Par exemple quand j'essayais de lire ou que j'écoutais quelqu'un ou une vidéo, je l'oubliais tout de suite après. Ou encore le fait que je n'arrivais pas à me concentrer et que je ne pouvais pas finir une tâche en cours et que je jonglais entre plusieurs tâches pour ne pas m'ennuyer. Et aussi le fait que si je dois faire les courses je dois être accompagné de ma mère car impossible de trouver un produit dans les rayons même si il était en face de moi, et c'est pareil à la maison, à cause de ça les gens disent que je suis quelqu'un de passif négativement.
Et quand j'ai expliqué ça au psychiatre il m'a tout simplement répondu que ce n'était pas suffisant pour faire des tests et que ça n'en valait même pas la peine que je devrais plutôt prendre des anti-dépresseurs et tout ira mieux, chose que j'ai refusé car j'envisageais GAV et je ne voulais plus être amorphe.
J'ai toujours eu du mal aussi avec les compliments et les encouragements.
Je n'ai jamais réussi à apprécier un compliment même si il n'y en avait pas beaucoup.
Ou même les surprises, je n'ai jamais rien ressenti pour ça, comme par exemple à mes 18ans ma mère a décidé d'inviter des proches que j'aimais bien pour me faire une surprise et quand je les ai vu réuni, à me souhaiter un joyeux anniversaire, je n'ai rien ressenti, pas de joie, pas de colère, pas d'étonnement, rien du tout, je n'ai même pas réagi et tout le monde à cru que ça me faisait chier alors que non.
Un autre jour aussi il y a eu feu d'habitation dans ma rue, les propriétaires étaient déjà parti et le feu se propageait dans le grenier, en entendant le fait que mon père était parti éteindre les flammes je n'ai pas réflechi et j'y suis allé aussi.
Je n'ai pas ressenti de peur ou d'excitation, rien du tout, j'ai juste limité les dégâts avec mon père en arrêtant la progression du feu en attendant que les pompiers arrivent.

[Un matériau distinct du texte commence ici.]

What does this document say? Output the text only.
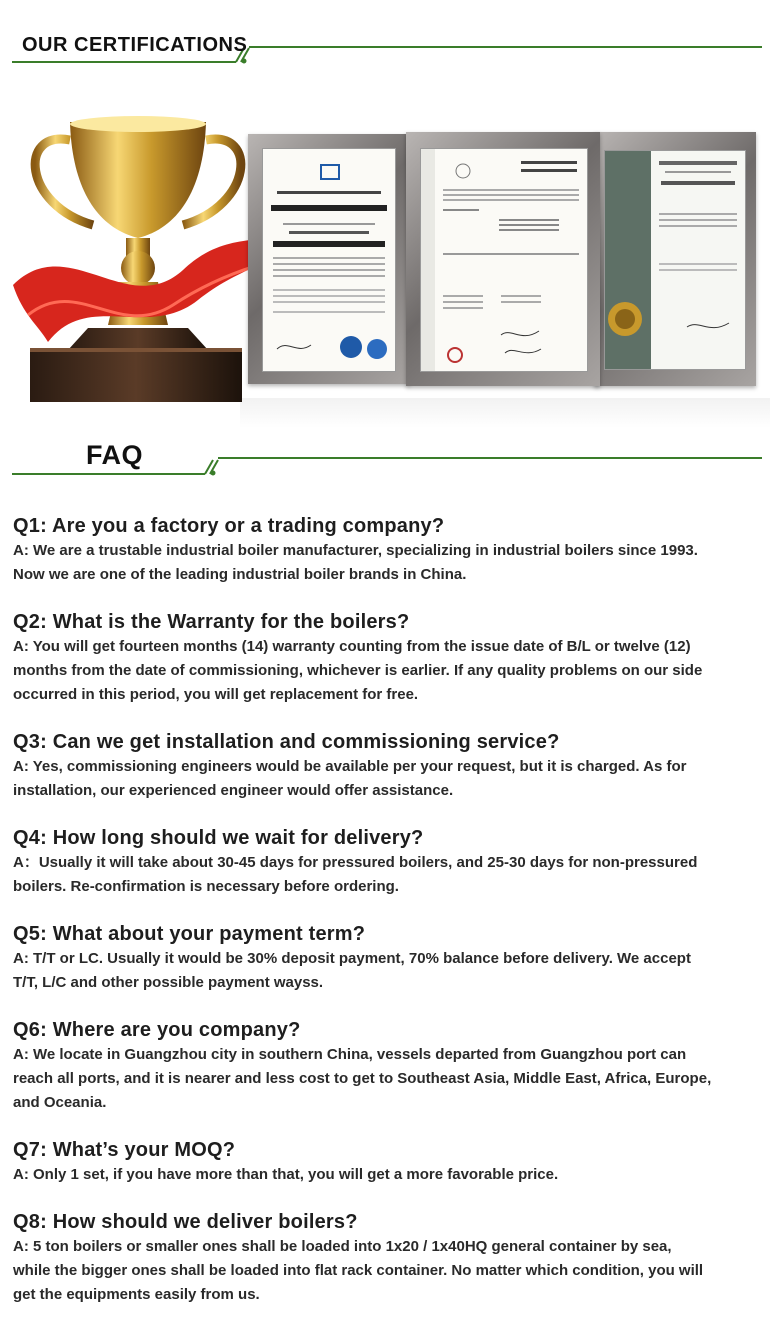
OUR CERTIFICATIONS
FAQ

Q1: Are you a factory or a trading company?

A: We are a trustable industrial boiler manufacturer, specializing in industrial boilers since 1993. Now we are one of the leading industrial boiler brands in China.

Q2: What is the Warranty for the boilers?

A: You will get fourteen months (14) warranty counting from the issue date of B/L or twelve (12) months from the date of commissioning, whichever is earlier. If any quality problems on our side occurred in this period, you will get replacement for free.

Q3: Can we get installation and commissioning service?

A: Yes, commissioning engineers would be available per your request, but it is charged. As for installation, our experienced engineer would offer assistance.

Q4: How long should we wait for delivery?

A：Usually it will take about 30-45 days for pressured boilers, and 25-30 days for non-pressured boilers. Re-confirmation is necessary before ordering.

Q5: What about your payment term?

A: T/T or LC. Usually it would be 30% deposit payment, 70% balance before delivery. We accept T/T, L/C and other possible payment wayss.

Q6: Where are you company?

A: We locate in Guangzhou city in southern China, vessels departed from Guangzhou port can reach all ports, and it is nearer and less cost to get to Southeast Asia, Middle East, Africa, Europe, and Oceania.

Q7: What’s your MOQ?

A: Only 1 set, if you have more than that, you will get a more favorable price.

Q8: How should we deliver boilers?

A: 5 ton boilers or smaller ones shall be loaded into 1x20 / 1x40HQ general container by sea, while the bigger ones shall be loaded into flat rack container. No matter which condition, you will get the equipments easily from us.
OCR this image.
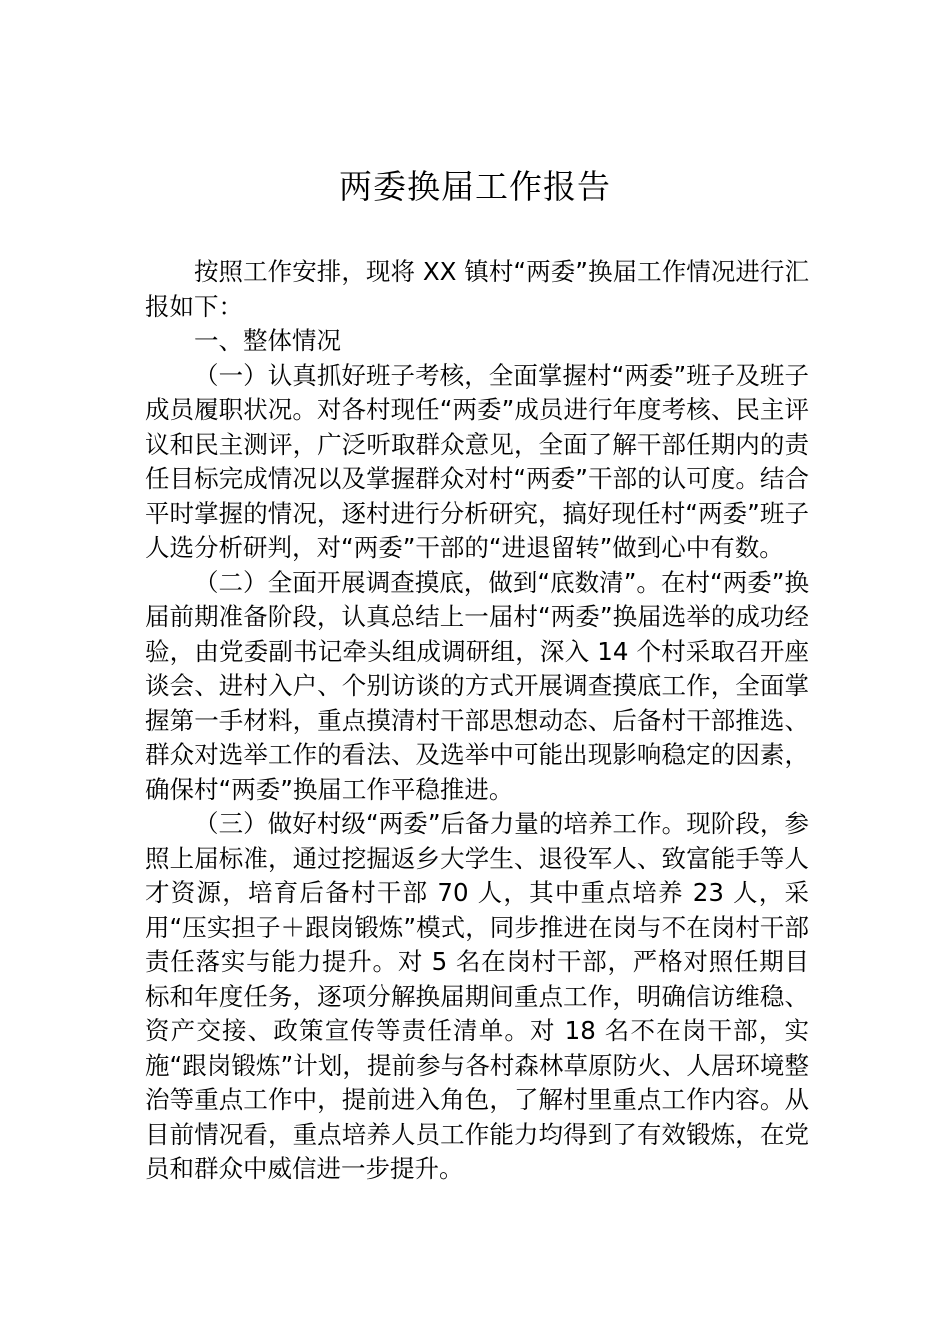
两委换届工作报告

按照工作安排，现将 XX 镇村“两委”换届工作情况进行汇报如下：

一、整体情况

（一）认真抓好班子考核，全面掌握村“两委”班子及班子成员履职状况。对各村现任“两委”成员进行年度考核、民主评议和民主测评，广泛听取群众意见，全面了解干部任期内的责任目标完成情况以及掌握群众对村“两委”干部的认可度。结合平时掌握的情况，逐村进行分析研究，搞好现任村“两委”班子人选分析研判，对“两委”干部的“进退留转”做到心中有数。

（二）全面开展调查摸底，做到“底数清”。在村“两委”换届前期准备阶段，认真总结上一届村“两委”换届选举的成功经验，由党委副书记牵头组成调研组，深入 14 个村采取召开座谈会、进村入户、个别访谈的方式开展调查摸底工作，全面掌握第一手材料，重点摸清村干部思想动态、后备村干部推选、群众对选举工作的看法、及选举中可能出现影响稳定的因素，确保村“两委”换届工作平稳推进。

（三）做好村级“两委”后备力量的培养工作。现阶段，参照上届标准，通过挖掘返乡大学生、退役军人、致富能手等人才资源，培育后备村干部 70 人，其中重点培养 23 人，采用“压实担子＋跟岗锻炼”模式，同步推进在岗与不在岗村干部责任落实与能力提升。对 5 名在岗村干部，严格对照任期目标和年度任务，逐项分解换届期间重点工作，明确信访维稳、资产交接、政策宣传等责任清单。对 18 名不在岗干部，实施“跟岗锻炼”计划，提前参与各村森林草原防火、人居环境整治等重点工作中，提前进入角色，了解村里重点工作内容。从目前情况看，重点培养人员工作能力均得到了有效锻炼，在党员和群众中威信进一步提升。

Pendant 1 semaine les gens venaient me dire à quel point c'était dangereux mais courageux ce que j'avais fait mais pour moi c'était juste un feu de grenier, pas de quoi être fier.
À ce jour, je ne ressens pas d'envie, pas de plaisir, je n'ai toujours pas trouvé de passions car je me lasse tout le temps que ce soit physiquement ou intellectuellement, je n'ai pas d'objectif, je suis incapable de connaître mes qualités et encore moins dans ce que je suis bon, je n'ai pas d'idée de métier bien que la mission locale essaye de m'aider, je ne ressens plus rien pour ma famille, je déteste mon père, je commence à détester ma mère aussi alors que c'est elle qui a le plus conscience de mes problème, et elle fait ce qu'elle peut même si elle ne peut rien et qu'elle à ses propres problèmes, je déteste les gens car je n'arrive plus à être empathique et je comprends de moins en moins les décisions des autres, mes pensées obsessionnelles reviennent chaques soirs avec des choses dont je ne veux pas me rappeler, je ne ressens plus de stress alors qu'à des moments mon coeur bat à 120 sans m'en rendre compte, je m'énerve de plus en plus, je déteste l'humain, je commence à détester les animaux, la musique ne me fait quasiment plus rien, les jeux vidéos qui m'ont aidé pendant le harcèlement n'ont plus, toutes les choses que les gens hésitent à faire alors que c'est si simple m'énervent encore plus, les débats qui n'ont aucun sens parce que personne n'agit ça aussi c'est complètement débile.
En gros je n'ai quasiment plus d'émotions ni de sentiments, à part de la colère et l'envie d'en finir même si je fais ce que je peux pour savoir ce que je veux.